Creating a community by weaving relationships
Beyond this, the craft week has also become an avenue for the artisans to come together to weave a strong web of relationships. They often look forward to this time of the year, to be with each other. Many artisans also have wanted to learn from each other. Already being skilled in handicrafts, they do learn quickly and get a chance to enhance their skills.
Increasingly the artisans have demanded to create a dialogue space during the week, where they meet every alternate day. They use this space to share their personal journeys. They also share their difficulties, which are often understood better by people sharing similar journeys.
Over the last few years, they have also been talking about how to make their practices more sustainable. During one such dialogue, the palm leaf craftspeople, who have traditionally used tender leaves, after discussion, decided to use mature leaves instead. They went ahead with it, and even adapted their products accordingly.
The 9-10 days craft week culminates in a Crafts Mela. Here, the artisans showcase their crafts for sale, which is not open for bargains. With time, people have understood the process and respect it. The audience have come to cherish the crafts and the ones making them. This too is a dignifying experience for the artisans.
The mela is open to all townsfolk. Various community members and parents join in too. Some help in setting up the stalls. Others provide support by holding food stalls. It is also a time of sharing joy through songs and dance. The participants, both students and teachers, perform the Kaliyiyal and Kummi dances they learn during the craft week.

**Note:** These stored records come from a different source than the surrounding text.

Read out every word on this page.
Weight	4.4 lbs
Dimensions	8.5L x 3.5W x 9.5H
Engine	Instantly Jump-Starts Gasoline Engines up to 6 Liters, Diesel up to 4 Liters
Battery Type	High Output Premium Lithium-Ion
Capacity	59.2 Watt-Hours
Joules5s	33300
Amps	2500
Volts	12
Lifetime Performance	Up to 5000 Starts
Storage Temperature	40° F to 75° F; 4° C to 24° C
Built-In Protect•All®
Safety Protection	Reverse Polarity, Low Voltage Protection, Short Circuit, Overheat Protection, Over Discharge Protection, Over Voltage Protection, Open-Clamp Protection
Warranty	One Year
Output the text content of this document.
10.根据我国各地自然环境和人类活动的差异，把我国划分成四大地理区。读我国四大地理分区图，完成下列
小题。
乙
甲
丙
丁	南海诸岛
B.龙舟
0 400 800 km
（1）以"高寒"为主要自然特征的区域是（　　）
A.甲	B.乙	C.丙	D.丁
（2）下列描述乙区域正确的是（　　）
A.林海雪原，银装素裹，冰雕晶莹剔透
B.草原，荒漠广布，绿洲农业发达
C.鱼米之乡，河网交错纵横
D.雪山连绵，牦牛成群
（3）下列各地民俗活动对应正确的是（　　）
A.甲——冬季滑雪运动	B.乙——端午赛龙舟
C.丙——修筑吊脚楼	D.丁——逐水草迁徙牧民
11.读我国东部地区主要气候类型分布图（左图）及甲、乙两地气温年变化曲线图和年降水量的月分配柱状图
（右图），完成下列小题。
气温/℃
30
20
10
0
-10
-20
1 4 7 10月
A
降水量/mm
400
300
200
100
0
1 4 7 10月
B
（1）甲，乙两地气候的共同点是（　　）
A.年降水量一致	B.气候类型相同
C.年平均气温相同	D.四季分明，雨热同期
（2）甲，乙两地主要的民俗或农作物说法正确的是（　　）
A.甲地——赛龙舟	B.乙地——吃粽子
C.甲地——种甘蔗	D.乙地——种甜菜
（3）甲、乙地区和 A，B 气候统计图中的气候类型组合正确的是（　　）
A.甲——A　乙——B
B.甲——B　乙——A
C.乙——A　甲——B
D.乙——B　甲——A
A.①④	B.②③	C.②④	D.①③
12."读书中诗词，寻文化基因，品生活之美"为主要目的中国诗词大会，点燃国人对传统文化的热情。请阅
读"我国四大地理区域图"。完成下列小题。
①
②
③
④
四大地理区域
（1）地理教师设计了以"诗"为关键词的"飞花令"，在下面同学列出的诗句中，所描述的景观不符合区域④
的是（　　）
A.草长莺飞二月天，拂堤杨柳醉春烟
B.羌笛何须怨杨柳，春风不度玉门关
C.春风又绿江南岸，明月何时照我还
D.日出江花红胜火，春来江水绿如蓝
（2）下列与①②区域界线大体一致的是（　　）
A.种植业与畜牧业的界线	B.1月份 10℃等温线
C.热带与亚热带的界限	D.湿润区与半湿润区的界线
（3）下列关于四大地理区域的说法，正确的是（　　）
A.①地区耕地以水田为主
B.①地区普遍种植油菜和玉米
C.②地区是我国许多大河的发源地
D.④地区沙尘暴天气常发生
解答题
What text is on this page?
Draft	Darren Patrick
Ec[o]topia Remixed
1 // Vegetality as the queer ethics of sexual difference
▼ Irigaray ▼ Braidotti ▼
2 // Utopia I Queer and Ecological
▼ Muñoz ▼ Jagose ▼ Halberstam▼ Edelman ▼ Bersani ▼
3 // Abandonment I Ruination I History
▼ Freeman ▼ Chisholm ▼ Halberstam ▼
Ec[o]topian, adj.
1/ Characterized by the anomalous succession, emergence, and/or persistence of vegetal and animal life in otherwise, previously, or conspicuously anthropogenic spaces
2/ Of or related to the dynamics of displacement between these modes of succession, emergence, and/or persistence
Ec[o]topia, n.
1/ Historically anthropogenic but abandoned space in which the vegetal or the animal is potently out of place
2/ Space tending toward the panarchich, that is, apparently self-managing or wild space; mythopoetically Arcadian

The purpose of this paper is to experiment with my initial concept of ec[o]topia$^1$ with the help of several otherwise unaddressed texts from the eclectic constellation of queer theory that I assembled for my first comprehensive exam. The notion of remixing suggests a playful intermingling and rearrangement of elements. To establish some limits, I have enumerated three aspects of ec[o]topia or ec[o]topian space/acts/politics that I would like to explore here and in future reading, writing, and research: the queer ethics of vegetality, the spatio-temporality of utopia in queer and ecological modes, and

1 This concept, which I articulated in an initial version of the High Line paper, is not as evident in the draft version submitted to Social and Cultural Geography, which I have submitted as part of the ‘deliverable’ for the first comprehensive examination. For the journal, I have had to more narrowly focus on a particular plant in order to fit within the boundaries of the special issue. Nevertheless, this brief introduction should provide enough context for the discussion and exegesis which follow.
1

Prior to the mela day, the participating schools exhibit all the crafts they have made for everyone to see. Through this, the children look at each other’s crafts and get new ideas.
The mela is not limited to crafts. We also provide organic food. After intensely engaging for over a week, it becomes a joyful space. Here the participants make new relationships that have sustained over time.
The crafts as a space for continuous learning
I specifically remember one incident. Due to the COVID-19 pandemic, a dalit school from Coimbatore, who have been regularly participating, could not come to attend the craft week for five years. I happened to visit them.
A 15-years old child, who would have been 10 years old when he last attended the craft week, ran inside. He brought out an unfinished palm basket to show me. He shared how he has been waiting all these years to make the final rounds.
We contacted the palm weaver. The school invited him to do a workshop, where the child finally finished his basket. The child had waited for so long. In a world of consumerism, how do we look at this? For me, this shows how we have a lot to learn from children. They take their learning very seriously. Taking short cuts and being impatient is indeed a result of social conditioning.
Over the last 14 years, many schools and teachers have become co-holders and cofacilitators of this space. The crafts mela, as an idea, has also been taken up by the participants. Around 10 participating schools now do it in their own spaces too. The same artisans go there. This has become another support for their livelihoods.
Traditionally, women have used crafts and life skills to come together. They do things together. And in doing so, they celebrate female camaraderie. For instance, the village women gather to make brooms. This act of coming together offers them a chance to build relationships. These sustain them and help in sharing and resolving conflicts. They acknowledge the enabling properties of this camaraderie. Craft week is an attempt to make this spirit come alive. I hope many more such craft weeks flourish.